A recent report by the US-based International Consortium of Investigative Journalists claimed that some companies were offered tax rates as low as 0.25 percent. Officially, corporate income tax in Luxembourg is 22.5 percent. Among EU countries, tax rates in Ireland (12.5 percent) and Germany (15.8 percent) are at the low end, whereas in France (34.4 percent) and Belgium (33.9 percent) they are at the top. In Greece the rate is 26 percent. With various breaks and benefits, in many countries the final rate is much lower than the nominal one, but the very low rates that companies were asked to pay in Luxembourg (as well as in Ireland and the Netherlands, with a nominal tax rate of 25 percent) indicate that the system is skewed.
The chasm between 12.5 percent in Ireland and 34.4 percent in France is already too great and needs fixing. According to EU treaties, each country has the right to set its own tax rates. Even when Ireland was forced to ask its EU partners for a bailout, French President Nicolas Sarkozy failed in his effort to force Dublin to raise taxes. In this way, European Commission President Jean-Claude Juncker is correct when he says that Luxembourg’s tax regulations are not illegal. What many observe, though, is that they are unethical, offering companies and individuals the opportunity to avoid paying taxes in the countries where they earned their profits. There is also the question of whether any companies received special treatment.

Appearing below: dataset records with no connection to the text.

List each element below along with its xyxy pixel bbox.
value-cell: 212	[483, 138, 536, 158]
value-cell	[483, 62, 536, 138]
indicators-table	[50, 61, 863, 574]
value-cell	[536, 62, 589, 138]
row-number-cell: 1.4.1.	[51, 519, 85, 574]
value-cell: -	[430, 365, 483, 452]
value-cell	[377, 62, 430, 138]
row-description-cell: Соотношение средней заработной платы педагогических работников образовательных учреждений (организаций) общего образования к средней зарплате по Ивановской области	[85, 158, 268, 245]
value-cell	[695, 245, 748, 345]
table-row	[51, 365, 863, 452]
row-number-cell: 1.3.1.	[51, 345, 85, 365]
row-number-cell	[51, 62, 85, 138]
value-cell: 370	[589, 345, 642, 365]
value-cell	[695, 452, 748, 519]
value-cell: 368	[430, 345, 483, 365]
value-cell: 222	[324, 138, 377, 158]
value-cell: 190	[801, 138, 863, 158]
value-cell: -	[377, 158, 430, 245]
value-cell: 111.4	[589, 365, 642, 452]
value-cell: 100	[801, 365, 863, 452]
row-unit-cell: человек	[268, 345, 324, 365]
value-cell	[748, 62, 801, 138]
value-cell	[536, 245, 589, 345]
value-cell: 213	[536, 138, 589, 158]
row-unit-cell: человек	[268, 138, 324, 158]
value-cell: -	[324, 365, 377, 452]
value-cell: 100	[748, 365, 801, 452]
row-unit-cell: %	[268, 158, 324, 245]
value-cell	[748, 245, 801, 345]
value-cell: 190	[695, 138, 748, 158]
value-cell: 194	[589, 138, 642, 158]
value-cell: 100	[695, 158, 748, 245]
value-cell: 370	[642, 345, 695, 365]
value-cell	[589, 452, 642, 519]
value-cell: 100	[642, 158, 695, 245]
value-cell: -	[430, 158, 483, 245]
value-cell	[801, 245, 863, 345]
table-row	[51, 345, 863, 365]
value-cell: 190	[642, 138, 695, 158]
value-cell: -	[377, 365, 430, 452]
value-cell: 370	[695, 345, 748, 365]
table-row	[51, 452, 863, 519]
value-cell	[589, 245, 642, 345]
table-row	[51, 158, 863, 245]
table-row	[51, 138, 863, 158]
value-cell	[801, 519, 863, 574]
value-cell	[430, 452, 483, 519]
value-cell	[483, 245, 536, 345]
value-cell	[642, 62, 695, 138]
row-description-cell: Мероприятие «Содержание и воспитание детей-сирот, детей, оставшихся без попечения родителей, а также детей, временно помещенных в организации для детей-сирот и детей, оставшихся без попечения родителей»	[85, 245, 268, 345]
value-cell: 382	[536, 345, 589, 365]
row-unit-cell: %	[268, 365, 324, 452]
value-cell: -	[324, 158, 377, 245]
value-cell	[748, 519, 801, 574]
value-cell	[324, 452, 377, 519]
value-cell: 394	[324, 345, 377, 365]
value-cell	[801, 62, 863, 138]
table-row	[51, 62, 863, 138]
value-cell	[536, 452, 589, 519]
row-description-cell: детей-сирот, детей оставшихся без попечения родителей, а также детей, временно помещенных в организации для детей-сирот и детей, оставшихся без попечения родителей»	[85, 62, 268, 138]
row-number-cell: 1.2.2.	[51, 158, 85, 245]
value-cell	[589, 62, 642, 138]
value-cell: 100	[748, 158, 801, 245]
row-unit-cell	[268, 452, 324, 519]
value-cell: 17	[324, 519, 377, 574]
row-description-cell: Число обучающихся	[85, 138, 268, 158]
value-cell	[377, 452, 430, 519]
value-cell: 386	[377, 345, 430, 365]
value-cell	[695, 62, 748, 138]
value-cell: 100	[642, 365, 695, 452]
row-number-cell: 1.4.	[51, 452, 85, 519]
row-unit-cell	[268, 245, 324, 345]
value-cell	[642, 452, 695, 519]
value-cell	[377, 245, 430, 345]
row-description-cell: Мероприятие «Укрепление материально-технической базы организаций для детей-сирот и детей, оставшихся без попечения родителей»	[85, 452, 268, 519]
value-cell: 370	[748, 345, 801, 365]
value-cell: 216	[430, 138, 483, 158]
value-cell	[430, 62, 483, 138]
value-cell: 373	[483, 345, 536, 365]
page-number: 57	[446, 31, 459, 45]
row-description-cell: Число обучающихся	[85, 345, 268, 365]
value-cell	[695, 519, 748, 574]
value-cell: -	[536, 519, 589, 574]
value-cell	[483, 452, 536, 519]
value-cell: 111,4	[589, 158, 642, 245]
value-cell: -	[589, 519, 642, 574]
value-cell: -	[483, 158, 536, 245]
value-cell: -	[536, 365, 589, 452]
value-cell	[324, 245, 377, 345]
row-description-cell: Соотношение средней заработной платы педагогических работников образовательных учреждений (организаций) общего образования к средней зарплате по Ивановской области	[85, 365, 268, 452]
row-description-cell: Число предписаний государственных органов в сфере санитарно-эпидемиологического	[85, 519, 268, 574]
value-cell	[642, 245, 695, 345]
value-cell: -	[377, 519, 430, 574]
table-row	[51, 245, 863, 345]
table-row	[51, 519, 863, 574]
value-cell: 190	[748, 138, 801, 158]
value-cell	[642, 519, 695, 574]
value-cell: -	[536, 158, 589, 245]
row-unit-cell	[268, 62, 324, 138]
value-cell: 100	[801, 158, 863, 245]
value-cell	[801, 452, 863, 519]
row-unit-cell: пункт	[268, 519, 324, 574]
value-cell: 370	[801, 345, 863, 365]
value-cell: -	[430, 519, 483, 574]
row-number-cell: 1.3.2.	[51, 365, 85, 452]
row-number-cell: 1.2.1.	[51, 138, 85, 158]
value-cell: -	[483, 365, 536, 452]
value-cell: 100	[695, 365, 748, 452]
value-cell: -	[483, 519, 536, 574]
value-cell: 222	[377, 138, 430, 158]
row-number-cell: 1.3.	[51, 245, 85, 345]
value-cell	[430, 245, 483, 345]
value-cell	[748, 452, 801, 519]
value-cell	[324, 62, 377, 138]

Defending himself in the European Parliament, Juncker, who dominated politics in Luxembourg for over two decades, declared that the Commission will investigate the issue and will propose ways to harmonize tax systems and exchange information between countries. The G20 summit in Brisbane this weekend is expected to deal with tax evasion, among other issues. Everywhere there is a pressing need for more funds and greater justice, so the time has come for many countries (and parts of countries, such as the Channel Islands) to lose the privileges which allowed them to get rich at the expense of others. Greece will gain from this only if it combines tax harmonization with greater stability in its tax system and with a fundamental improvement in the dispensation of justice in issues pertaining to investment and taxation. This is our challenge.